Extracted from his essay, and originally published on a Facebook page dedicated to crunchy conservatism is this 'Crunchy Con Manifesto':

  1. We are conservatives who stand outside the conservative mainstream; therefore, we can see things that matter more clearly.
  2. Modern conservatism has become too focused on money, power, and the accumulation of stuff, and insufficiently concerned with the content of our individual and social character.
  3. Big business deserves as much skepticism as big government.
  4. Culture is more important than politics and economics.
  5. A conservatism that does not practice restraint, humility, and good stewardship—especially of the natural world—is not fundamentally conservative.
  6. Small, Local, Old, and Particular are almost always better than Big, Global, New, and Abstract.
  7. Beauty is more important than efficiency.
  8. The relentlessness of media-driven pop culture deadens our senses to authentic truth, beauty, and wisdom.
  9. We share Russell Kirk’s conviction that “the institution most essential to conserve is the family.
  10. “Politics and economics won’t save us; if our culture is to be saved at all, it will be by faithfully living by the Permanent Things, conserving these ancient moral truths in the choices we make in our everyday lives.
I recently got to thinking about my own beliefs and lifestyle, inspired in part by my readings in Dr Russell Kirk's The Conservative Mind: From Burke to Eliot, his Portable Conservative Reader, and Liberty and Equality, by  Erik Maria Ritter von Kuehnelt-Leddihn, but especially How To Think About The Planet: The Case for an Environmental Conservatism, by Sir Roger Scruton, and in part by my recent move to a small, rural town. When I remembered Dreher's 'granola conservatism', I went back and reread his original essay in the NR to compare his definition with my thoughts. As I mused over his article, I realised that Dreher had basically 'rediscovered' traditionalist conservatism, or High Toryism.

In The Conservative Mind, Dr Kirk lays out six 'canons' of a conservatism that would be called traditional. They are:
  1. Belief that a divine intent rules society as well as conscience... Political problems, at bottom, are religious and moral problems.

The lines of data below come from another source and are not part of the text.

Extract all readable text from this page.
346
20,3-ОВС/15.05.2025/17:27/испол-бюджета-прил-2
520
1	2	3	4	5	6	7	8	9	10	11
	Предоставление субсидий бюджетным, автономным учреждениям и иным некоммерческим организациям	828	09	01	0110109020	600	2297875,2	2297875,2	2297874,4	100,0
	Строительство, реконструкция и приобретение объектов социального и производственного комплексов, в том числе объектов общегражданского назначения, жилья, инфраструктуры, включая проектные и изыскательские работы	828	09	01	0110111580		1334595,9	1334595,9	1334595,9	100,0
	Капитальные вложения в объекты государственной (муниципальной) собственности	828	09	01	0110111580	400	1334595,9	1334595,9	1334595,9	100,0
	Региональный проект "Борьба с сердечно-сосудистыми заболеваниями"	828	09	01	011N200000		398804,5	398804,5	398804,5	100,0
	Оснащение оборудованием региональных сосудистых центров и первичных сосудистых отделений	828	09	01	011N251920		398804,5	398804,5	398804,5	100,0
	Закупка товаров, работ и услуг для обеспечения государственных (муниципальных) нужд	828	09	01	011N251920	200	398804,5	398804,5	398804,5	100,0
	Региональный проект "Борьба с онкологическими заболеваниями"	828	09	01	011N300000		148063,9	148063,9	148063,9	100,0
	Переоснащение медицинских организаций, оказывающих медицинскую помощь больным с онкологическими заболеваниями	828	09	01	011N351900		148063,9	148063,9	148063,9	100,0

  2. Affection for the proliferating variety and mystery of traditional life, as distinguished from the narrowing uniformity and egalitarian and utilitarian aims of most radical systems.
  3. Conviction that civilized society requires orders and classes...
  4. Persuasion that property and freedom are inseparably connected, and that economic leveling is not economic progress...
  5. Faith in prescription and distrust of "sophisters and calculators." Man must put a control upon his will and his appetite.... Tradition and sound prejudice provide checks upon man's anarchic impulse.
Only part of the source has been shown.